Serrano-Gomez Silvia Juliana, Maziveyi Mazvita, Alahari Suresh K
Department of Biochemistry and Molecular Biology, LSUHSC School of Medicine, New Orleans, LA, 70112, USA.
Pontificia Universidad Javeriana, Bogota, Colombia.
Mol Cancer. 2016 Feb 24;15:18. doi: 10.1186/s12943-016-0502-x.
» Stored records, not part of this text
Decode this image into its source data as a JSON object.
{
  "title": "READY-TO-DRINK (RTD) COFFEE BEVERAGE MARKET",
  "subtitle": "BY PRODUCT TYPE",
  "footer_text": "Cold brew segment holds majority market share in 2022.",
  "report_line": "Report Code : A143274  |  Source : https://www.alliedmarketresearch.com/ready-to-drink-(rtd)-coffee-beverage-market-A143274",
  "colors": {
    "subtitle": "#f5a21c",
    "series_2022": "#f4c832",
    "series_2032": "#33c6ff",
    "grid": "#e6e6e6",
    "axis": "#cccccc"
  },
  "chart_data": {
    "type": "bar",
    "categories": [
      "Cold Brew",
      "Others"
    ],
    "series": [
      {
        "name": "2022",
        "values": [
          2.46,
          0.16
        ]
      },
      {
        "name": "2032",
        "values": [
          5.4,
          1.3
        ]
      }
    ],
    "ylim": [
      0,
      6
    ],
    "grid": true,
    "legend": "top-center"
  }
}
The epithelial to mesenchymal transition (EMT) is a biological process in which a non-motile epithelial cell changes to a mesenchymal phenotype with invasive capacities. This phenomenon has been well documented in multiple biological processes including embryogenesis, fibrosis, tumor progression and metastasis. The hallmark of EMT is the loss of epithelial surface markers, most notably E-cadherin, and the acquisition of mesenchymal markers including vimentin and N-cadherin. The downregulation of E-cadherin during EMT can be mediated by its transcriptional repression through the binding of EMT transcription factors (EMT-TFs) such as SNAIL, SLUG and TWIST to E-boxes present in the E-cadherin promoter. Additionally, EMT-TFs can also cooperate with several enzymes to repress the expression of E-cadherin and regulate EMT at the epigenetic and post- translational level. In this review, we will focus on epigenetic and post- translational modifications that are important in EMT. In addition, we will provide an overview of the various therapeutic approaches currently being investigated to undermine EMT and hence, the metastatic progression of cancer as well.
上皮-间质转化(EMT)是一个生物学过程,在此过程中,非运动性的上皮细胞转变为具有侵袭能力的间充质表型。这种现象在包括胚胎发生、纤维化、肿瘤进展和转移在内的多个生物学过程中都有充分记录。EMT的标志是上皮表面标志物的丧失,最显著的是E-钙黏蛋白,以及获得包括波形蛋白和N-钙黏蛋白在内的间充质标志物。EMT过程中E-钙黏蛋白的下调可通过EMT转录因子(EMT-TFs)如SNAIL、SLUG和TWIST与E-钙黏蛋白启动子中存在的E盒结合而导致其转录抑制来介导。此外,EMT-TFs还可与多种酶协同作用,在表观遗传和翻译后水平抑制E-钙黏蛋白的表达并调节EMT。在本综述中,我们将重点关注在EMT中重要的表观遗传和翻译后修饰。此外,我们还将概述目前正在研究的各种治疗方法,这些方法旨在破坏EMT,从而抑制癌症的转移进程。